There are benefits.  During the grain crop leg of their rotation, the Argentines were very successful at growing these amazing crops with not that much fertilizer. It was due to the health of the soil — the effect of the perennials in making use of all the moisture, and what the perennials did to the microbiology of the soil. Perennials are generally quite mycorrhizal, so this allowed an extremely dense network of hyphae to flourish and bring forth P, Zn, and other nutrients that were difficult to access by annual crops and their mycorrhizae. The P, Zn, etc., accumulated in the vegetation (except what was removed as animal weight gain, which is not insignificant). There was very little K, sulfate, or nitrate, or anything else leaching away because of the nature of (adapted) perennials.

Furthermore, free-living N-fixing microbes such as Azospirillum proliferated under the perennial vegetation. These are ‘free-living’ in that they’re not associated directly with plant roots, such as Rhizobia are. These free-living N-fixers do well when there’s not much extra N in the soil—such as during a perennial rotation (unless you apply fertilizer N, which the Argentines never did, because they always included some alfalfa and other legumes in with their perennial grasses).


Perennial grass, especially warm-season species, draws more moisture from the soil than our annual crop species. Many long-term problems arise from this side-effect of annual crops.

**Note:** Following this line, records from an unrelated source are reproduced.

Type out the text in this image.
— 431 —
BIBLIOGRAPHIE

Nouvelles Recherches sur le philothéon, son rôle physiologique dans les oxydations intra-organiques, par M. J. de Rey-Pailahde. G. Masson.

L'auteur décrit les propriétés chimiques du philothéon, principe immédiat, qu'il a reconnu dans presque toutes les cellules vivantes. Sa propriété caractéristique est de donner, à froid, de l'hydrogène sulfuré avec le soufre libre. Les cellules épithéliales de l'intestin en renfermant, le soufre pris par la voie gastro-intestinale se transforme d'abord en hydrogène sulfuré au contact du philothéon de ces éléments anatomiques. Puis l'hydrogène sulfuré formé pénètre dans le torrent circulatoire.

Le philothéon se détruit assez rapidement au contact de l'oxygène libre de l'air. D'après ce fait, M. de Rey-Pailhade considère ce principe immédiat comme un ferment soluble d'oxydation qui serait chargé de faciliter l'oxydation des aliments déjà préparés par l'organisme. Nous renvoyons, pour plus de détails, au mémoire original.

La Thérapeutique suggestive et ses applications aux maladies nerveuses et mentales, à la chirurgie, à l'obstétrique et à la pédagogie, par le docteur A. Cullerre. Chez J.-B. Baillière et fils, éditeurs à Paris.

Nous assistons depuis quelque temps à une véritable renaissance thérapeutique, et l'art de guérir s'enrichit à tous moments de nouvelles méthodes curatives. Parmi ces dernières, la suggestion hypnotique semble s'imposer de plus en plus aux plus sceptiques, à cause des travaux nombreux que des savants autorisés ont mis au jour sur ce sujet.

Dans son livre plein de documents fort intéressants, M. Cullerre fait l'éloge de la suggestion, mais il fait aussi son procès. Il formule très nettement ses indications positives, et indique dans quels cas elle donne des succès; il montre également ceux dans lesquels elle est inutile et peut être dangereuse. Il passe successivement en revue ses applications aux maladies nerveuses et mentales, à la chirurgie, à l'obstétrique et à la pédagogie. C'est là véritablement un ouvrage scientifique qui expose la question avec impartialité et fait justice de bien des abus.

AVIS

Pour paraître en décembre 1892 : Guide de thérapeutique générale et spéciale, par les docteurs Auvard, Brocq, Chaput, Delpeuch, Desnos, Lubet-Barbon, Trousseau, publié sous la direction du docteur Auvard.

Pearl millet is one of the author’s favorite cover crops.

Choose Your Future

In summary, water usage by vegetation needs to match what is infiltrating the soil.  Too much moisture in the soil has many undesirable consequences, not just the formation of salted areas, but also the leaching (loss) of many nutrients that eventually must be replaced with fertilizers. Excessively wet soils also cause denitrification, problems for plant growth (lack of aeration), and interference with field operations (and compaction). Excessively wet soils will also have more runoff and erosion, since the soil cannot readily infiltrate more water. Cover crops are an important management tool to prevent these problems, as well as adding diversity to a system that often needs it. They can also increase soil OM and improve aggregation.


Soybeans doing nicely in cover-crop cereal rye. What a beautiful technique!


Again, soybeans in cover-crop cereal rye that was sprayed out at heading. South-central KS.